Abstract

Efforts to generate a vaccine to prevent infection by human immunodeficiency virus (HIV) have focused on inducing neutralizing antibodies. However, cytotoxic T-lymphocyte (CTL) responses are a major immune defense mechanism required for recovery from many different virus infections. Since CTL epitopes can be defined by short synthetic peptides, we searched for HIV peptides that elicit a viral-specific CTL response in mice. We have developed a new method for screening CTL-inducing peptides involving a single injection into the footpad of mice to prime CTLs in the draining popliteal lymph node of mice within 10 days. Our results demonstrate that a 15-amino acid peptide (aa 315–329) derived from the V3 loop of HIV gp120 caused a rapid induction of peptide-specific and gp160-specific CD8-positive CTLs.
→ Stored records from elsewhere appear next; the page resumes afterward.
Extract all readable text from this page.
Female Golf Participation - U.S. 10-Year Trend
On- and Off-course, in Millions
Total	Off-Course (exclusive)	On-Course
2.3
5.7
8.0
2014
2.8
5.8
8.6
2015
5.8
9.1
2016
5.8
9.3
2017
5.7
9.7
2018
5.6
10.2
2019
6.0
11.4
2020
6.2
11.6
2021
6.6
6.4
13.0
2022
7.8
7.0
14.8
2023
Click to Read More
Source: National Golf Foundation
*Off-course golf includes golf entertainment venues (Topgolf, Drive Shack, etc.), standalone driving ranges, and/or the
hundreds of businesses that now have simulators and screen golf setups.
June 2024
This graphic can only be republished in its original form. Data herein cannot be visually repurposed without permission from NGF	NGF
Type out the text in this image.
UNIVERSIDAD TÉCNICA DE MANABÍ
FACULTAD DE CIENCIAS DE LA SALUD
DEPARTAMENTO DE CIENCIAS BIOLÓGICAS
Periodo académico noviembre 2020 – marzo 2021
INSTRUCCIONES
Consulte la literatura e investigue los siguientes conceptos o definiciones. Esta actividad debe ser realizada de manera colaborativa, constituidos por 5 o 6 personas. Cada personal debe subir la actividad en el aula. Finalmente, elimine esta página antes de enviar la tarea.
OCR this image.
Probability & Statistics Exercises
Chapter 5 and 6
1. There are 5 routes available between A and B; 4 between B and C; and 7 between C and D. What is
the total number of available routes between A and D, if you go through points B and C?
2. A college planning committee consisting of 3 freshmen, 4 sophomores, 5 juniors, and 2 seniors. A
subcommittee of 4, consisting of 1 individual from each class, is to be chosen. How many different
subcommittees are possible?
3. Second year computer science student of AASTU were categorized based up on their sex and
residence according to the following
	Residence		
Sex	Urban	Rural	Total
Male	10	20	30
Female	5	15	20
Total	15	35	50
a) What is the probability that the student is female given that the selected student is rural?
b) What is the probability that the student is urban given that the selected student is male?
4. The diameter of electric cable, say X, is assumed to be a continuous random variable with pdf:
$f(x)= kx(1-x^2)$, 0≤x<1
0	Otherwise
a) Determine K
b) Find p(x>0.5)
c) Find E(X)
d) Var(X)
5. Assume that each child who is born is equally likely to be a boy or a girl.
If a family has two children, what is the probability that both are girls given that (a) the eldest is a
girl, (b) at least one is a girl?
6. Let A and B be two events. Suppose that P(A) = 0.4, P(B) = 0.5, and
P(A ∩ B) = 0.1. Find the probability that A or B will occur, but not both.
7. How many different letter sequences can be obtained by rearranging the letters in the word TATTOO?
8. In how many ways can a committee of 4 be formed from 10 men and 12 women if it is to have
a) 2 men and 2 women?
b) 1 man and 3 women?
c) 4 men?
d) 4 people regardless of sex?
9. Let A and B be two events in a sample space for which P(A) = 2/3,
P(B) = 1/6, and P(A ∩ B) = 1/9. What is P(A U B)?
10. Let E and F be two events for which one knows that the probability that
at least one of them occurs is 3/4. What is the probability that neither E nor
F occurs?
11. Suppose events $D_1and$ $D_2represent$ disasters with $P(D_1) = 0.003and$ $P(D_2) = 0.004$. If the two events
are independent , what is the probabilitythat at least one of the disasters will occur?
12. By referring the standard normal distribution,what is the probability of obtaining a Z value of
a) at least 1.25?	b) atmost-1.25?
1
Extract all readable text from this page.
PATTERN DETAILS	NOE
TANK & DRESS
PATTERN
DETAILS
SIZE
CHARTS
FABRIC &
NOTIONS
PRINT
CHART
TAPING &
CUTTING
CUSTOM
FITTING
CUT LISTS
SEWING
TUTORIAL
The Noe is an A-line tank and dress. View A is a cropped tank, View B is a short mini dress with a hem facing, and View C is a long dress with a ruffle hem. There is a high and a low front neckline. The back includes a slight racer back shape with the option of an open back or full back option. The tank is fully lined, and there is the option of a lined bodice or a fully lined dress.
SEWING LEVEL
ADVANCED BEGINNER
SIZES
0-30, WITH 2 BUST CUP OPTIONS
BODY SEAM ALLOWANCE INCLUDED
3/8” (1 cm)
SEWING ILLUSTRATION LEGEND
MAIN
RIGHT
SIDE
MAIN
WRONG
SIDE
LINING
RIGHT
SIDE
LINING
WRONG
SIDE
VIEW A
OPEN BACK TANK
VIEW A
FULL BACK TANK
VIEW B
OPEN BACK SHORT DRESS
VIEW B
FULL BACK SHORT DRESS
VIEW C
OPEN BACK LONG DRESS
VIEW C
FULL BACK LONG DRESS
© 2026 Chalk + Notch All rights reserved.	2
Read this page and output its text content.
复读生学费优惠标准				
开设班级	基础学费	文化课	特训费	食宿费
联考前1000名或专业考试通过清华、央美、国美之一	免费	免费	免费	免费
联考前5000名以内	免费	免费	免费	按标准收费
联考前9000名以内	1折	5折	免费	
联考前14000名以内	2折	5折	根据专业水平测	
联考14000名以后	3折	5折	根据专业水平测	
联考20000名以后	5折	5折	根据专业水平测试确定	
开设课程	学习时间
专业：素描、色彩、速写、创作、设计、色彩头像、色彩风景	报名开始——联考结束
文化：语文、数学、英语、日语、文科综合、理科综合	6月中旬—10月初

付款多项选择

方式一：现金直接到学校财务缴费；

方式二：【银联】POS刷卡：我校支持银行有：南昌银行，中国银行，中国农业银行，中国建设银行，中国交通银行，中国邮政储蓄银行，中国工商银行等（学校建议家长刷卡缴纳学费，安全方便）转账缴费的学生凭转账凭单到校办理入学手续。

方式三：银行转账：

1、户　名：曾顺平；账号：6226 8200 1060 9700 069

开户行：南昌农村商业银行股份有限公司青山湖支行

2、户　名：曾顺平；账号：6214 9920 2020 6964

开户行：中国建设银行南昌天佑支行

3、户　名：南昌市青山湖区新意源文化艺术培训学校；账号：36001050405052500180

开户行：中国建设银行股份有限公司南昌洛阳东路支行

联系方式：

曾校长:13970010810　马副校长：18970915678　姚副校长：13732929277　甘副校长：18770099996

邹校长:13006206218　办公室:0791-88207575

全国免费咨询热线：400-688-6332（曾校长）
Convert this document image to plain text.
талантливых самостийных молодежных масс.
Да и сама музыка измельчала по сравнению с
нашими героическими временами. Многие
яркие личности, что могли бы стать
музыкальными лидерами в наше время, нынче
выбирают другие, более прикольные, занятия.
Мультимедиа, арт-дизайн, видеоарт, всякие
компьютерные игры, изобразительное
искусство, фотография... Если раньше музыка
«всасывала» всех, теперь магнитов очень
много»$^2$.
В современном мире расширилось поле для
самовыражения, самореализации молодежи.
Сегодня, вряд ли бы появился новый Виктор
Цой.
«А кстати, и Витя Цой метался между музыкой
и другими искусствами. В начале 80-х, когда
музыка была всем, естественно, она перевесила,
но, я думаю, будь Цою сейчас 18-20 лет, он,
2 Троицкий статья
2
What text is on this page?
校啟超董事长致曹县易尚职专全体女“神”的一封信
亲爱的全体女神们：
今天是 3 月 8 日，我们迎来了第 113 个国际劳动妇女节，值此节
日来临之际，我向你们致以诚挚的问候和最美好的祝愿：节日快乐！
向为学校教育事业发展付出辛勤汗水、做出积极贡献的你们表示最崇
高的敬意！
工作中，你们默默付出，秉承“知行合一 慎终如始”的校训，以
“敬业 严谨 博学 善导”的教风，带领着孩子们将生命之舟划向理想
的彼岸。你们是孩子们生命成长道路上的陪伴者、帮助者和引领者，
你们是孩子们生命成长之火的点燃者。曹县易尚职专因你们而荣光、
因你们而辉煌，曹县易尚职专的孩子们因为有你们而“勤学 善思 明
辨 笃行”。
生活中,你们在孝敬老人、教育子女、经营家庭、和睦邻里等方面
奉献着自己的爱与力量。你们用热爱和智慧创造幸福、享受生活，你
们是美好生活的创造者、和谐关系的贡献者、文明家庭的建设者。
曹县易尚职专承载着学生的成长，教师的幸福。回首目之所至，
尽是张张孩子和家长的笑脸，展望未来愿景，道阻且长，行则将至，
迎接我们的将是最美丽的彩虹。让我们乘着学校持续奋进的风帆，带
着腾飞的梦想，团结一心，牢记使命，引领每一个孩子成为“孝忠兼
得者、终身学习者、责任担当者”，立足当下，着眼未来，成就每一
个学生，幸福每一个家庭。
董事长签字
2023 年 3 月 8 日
Lysis of targets is specific since cells preincubated with unrelated peptides are resistant to lysis as are cells of a different MHC haplotype pretreated with the cognate peptide. Pretreatment of restimulated node cells with complement plus anti-CD8 but not anti-CD4 removed the lytic activity. We also successfully induced in vivo CTL activity with unmodified synthetic peptides from the influenza and Sendai virus nucleoproteins, indicating general applicability of our method for rapid screening of CTL epitopes. Because HIV replication has been reported by several labs to occur mainly in lymph nodes of infected patients, the rapid induction of HIV-specific CTLs in proximal lymph nodes by unmodified peptides emphasizes the physiological significance of our findings toward vaccine and therapeutic approaches.